At the beginning, there was a keyboard
July 25, 2012 at 2:25 a.m.
When I was in elementary, my parents bought me a little Yamaha keyboard. It was nothing special, just a little $30 job from Walmart, it had 32 keys on it, 16 voices, and 8 drum rhythms, but to a kid with trouble fitting in school, it meant the world. With no musical training, I began to experiment with rudimentary aspects of music. I had no idea about through trial and error. While other kids picked up guitars in their teens, I learned to love keyboards purely for their self teaching value.
It was then that I learned to do things differently.
I say that because doing things differently is what we're all about here in OMBG land.

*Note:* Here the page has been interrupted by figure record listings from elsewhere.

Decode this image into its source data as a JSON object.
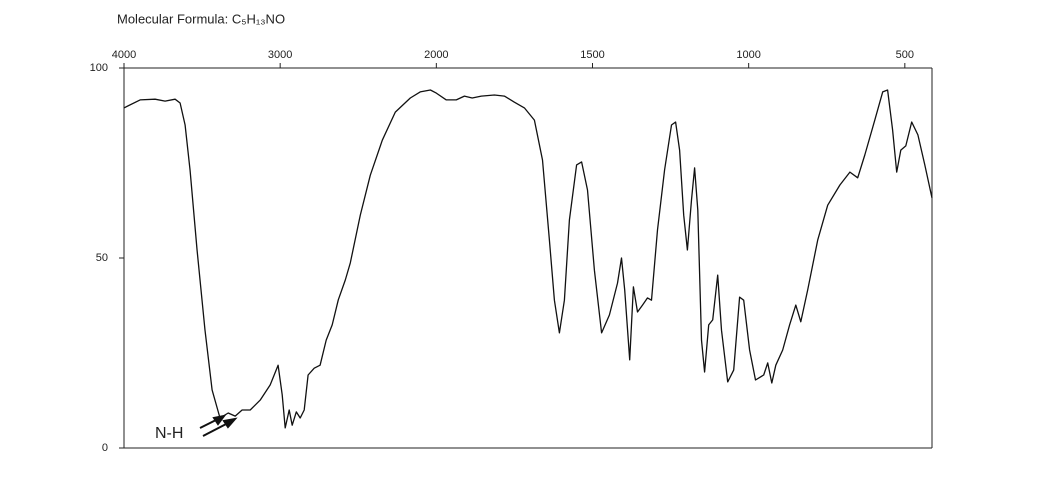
{
  "chart_data": {
    "type": "line",
    "title": "Molecular Formula: C₅H₁₃NO",
    "annotation": "N-H",
    "color": "#111111",
    "xlim": [
      4000,
      413
    ],
    "ylim": [
      0,
      100
    ],
    "xticks": [
      4000,
      3000,
      2000,
      1500,
      1000,
      500
    ],
    "yticks": [
      0,
      50,
      100
    ],
    "x": [
      4000,
      3897,
      3801,
      3737,
      3673,
      3641,
      3609,
      3577,
      3532,
      3481,
      3436,
      3385,
      3333,
      3288,
      3244,
      3192,
      3128,
      3064,
      3013,
      2987,
      2968,
      2942,
      2923,
      2897,
      2872,
      2846,
      2821,
      2782,
      2744,
      2705,
      2667,
      2628,
      2583,
      2551,
      2487,
      2423,
      2346,
      2263,
      2167,
      2103,
      2038,
      2000,
      1968,
      1936,
      1910,
      1885,
      1856,
      1814,
      1782,
      1750,
      1718,
      1686,
      1660,
      1638,
      1622,
      1606,
      1590,
      1574,
      1551,
      1535,
      1516,
      1494,
      1471,
      1446,
      1420,
      1407,
      1397,
      1381,
      1369,
      1356,
      1340,
      1324,
      1311,
      1292,
      1269,
      1247,
      1234,
      1221,
      1208,
      1196,
      1183,
      1173,
      1163,
      1151,
      1141,
      1128,
      1115,
      1099,
      1087,
      1067,
      1048,
      1029,
      1016,
      997,
      978,
      952,
      939,
      926,
      913,
      891,
      869,
      849,
      833,
      811,
      779,
      747,
      708,
      676,
      651,
      628,
      596,
      571,
      555,
      539,
      526,
      513,
      497,
      478,
      458,
      436,
      413
    ],
    "values": [
      89.5,
      91.6,
      91.8,
      91.3,
      91.8,
      90.8,
      85,
      73,
      52,
      31,
      15.3,
      7.9,
      9.2,
      8.4,
      10,
      10,
      12.6,
      16.6,
      21.8,
      14,
      5.3,
      10,
      6,
      9.5,
      7.9,
      10,
      19.2,
      21,
      21.8,
      28.4,
      32.4,
      39,
      44.2,
      48.7,
      61.3,
      71.8,
      81,
      88.4,
      92.1,
      93.7,
      94.2,
      93.4,
      91.6,
      91.6,
      92.6,
      92.1,
      92.6,
      92.9,
      92.6,
      91,
      89.5,
      86.3,
      75.8,
      54.7,
      38.9,
      30.3,
      38.9,
      60,
      74.5,
      75.3,
      67.9,
      46.8,
      30.3,
      35,
      43.4,
      50,
      41.6,
      23.2,
      42.4,
      35.8,
      37.6,
      39.5,
      38.9,
      57.4,
      73.2,
      85,
      85.8,
      78.4,
      61.3,
      52.1,
      65.3,
      73.7,
      62.6,
      28.4,
      20,
      32.4,
      33.7,
      45.5,
      31,
      17.4,
      20.5,
      39.7,
      38.9,
      25.8,
      17.9,
      19.2,
      22.4,
      17.1,
      21.8,
      25.8,
      32.4,
      37.6,
      33.2,
      41.6,
      54.7,
      63.9,
      69.2,
      72.6,
      71.1,
      77.1,
      86.3,
      93.7,
      94.2,
      83.7,
      72.6,
      78.4,
      79.5,
      85.8,
      82.4,
      74.5,
      65.8
    ]
  }
}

We never started out with the intent of becoming an advocate for independent artists and musicians, but that is exactly the way the pendulum swung in our direction, and we took to it quickly.
Frank Zappa said that the mainstream will come to you, but you must go to the underground. I firmly believe that. It's possible that the cover band you saw play last is talented, but unless they take time out to play you something from their heart (and you take the time to listen) it's tough to call what they do art.
The things that I will take the time to tell you about in this column is pure independent art. These things will happen whether readers decide to support it, or not. They are done simply for the act of creating things where there was once nothing. Bands, painters, and writers in the area have been doing it forever. It is my joy and duty to be the one who tells you about it and chronicle these things in any way I can, be it podcast, article, or blog.
As long as there is an empty canvas with someone to sling paint, or a kid with a guitar and a Ramones poster in his room, there will always be an underground. It can even be a grade school kid with his first toy keyboard. Welcome to our world.